Abstract

The degradation and breakdown mechanisms of a SiOCH low-k material with k = 2.3 (25% porosity) and thicknesses ranging from 90 nm to 20 nm were investigated. By combining the time dependent dielectric breakdown data at positive/negative bias stress with the thickness scaling results, dielectric failure is proven to be intrinsic and not influenced by copper drift or metal barrier deposition induced dielectric damage. It is shown that stress induced leakage current (SILC) can be used as a measure of dielectric degradation. Therefore, low field lifetimes can be safely estimated using SILC extrapolation.
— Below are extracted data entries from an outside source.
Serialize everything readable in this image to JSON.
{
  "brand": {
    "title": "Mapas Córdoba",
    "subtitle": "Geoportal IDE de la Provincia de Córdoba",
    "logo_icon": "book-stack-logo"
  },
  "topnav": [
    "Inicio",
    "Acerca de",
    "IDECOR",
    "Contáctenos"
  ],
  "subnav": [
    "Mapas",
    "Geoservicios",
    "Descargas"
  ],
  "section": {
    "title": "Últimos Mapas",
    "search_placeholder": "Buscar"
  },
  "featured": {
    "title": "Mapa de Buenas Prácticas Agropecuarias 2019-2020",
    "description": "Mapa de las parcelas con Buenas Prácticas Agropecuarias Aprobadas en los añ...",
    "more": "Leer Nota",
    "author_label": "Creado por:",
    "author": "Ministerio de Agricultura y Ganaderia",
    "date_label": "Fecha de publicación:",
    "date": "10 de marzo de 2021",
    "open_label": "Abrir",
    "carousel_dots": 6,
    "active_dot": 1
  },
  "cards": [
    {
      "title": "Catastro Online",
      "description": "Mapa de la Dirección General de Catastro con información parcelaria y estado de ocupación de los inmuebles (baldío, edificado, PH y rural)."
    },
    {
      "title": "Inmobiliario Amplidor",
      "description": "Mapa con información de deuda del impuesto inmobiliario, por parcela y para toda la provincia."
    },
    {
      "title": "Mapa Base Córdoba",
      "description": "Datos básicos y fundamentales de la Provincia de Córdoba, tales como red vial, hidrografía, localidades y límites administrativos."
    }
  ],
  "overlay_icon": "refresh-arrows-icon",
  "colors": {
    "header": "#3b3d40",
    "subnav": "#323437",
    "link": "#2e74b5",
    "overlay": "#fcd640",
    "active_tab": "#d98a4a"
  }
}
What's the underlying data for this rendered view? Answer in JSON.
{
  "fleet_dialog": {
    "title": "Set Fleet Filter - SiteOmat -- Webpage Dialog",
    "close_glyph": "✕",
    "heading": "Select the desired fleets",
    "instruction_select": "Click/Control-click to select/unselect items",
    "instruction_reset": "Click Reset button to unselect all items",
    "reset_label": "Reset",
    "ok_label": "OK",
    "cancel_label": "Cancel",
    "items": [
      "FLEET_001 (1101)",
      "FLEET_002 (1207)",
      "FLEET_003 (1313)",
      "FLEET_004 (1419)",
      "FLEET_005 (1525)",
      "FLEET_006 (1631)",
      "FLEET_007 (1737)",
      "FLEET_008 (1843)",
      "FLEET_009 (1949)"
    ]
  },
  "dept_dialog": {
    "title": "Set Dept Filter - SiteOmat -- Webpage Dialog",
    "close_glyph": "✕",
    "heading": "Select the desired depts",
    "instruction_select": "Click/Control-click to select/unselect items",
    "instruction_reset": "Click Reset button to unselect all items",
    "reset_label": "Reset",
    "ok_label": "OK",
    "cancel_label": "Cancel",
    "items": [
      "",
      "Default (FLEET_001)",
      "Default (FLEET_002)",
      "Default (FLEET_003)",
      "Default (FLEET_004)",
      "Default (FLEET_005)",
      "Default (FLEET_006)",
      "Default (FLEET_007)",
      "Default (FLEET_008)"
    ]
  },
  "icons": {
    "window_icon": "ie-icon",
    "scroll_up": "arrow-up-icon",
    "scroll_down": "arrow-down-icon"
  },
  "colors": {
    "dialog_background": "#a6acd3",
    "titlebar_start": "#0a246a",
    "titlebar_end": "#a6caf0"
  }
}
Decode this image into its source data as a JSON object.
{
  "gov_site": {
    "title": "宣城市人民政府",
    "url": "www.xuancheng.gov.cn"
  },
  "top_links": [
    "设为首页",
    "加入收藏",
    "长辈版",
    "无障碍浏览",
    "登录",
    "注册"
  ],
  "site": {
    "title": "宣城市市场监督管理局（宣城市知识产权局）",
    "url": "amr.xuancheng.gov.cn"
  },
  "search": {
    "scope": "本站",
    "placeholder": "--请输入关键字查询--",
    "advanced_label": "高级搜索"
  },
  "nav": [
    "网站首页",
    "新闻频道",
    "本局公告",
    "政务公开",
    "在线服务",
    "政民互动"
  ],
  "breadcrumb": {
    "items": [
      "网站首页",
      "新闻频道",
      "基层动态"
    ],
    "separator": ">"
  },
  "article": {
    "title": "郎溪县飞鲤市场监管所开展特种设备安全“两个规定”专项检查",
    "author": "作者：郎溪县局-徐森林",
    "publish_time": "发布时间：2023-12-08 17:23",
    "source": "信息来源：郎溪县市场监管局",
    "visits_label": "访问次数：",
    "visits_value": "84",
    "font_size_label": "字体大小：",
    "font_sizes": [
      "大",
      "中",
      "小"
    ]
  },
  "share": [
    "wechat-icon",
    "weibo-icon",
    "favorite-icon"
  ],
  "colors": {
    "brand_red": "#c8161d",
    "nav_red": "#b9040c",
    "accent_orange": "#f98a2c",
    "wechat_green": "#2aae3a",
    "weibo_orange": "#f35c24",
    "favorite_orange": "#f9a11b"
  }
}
Based on our results, both the impact damage model and the power law model have a good accuracy for low field lifetime prediction. Recovery and anneal experiments are used to study the physical nature causing the observed negative flatband voltage shifts in our metal-insulator-semiconductor planar capacitor structures, where hydrogen induced unstable fast and slow donor type interface states are hypothesized to be the root cause of the observed shifts. We suggest that atomic hydrogen is released from the dielectric during electron injection and migrates to the interfacial region. Our model is further supported by an observed irreversible SILC change during the recovery and anneal studies. The degradation mechanism proposed in this work, supported by the low field lifetime data, provides a feasible explanation for intrinsic low-k dielectric failure.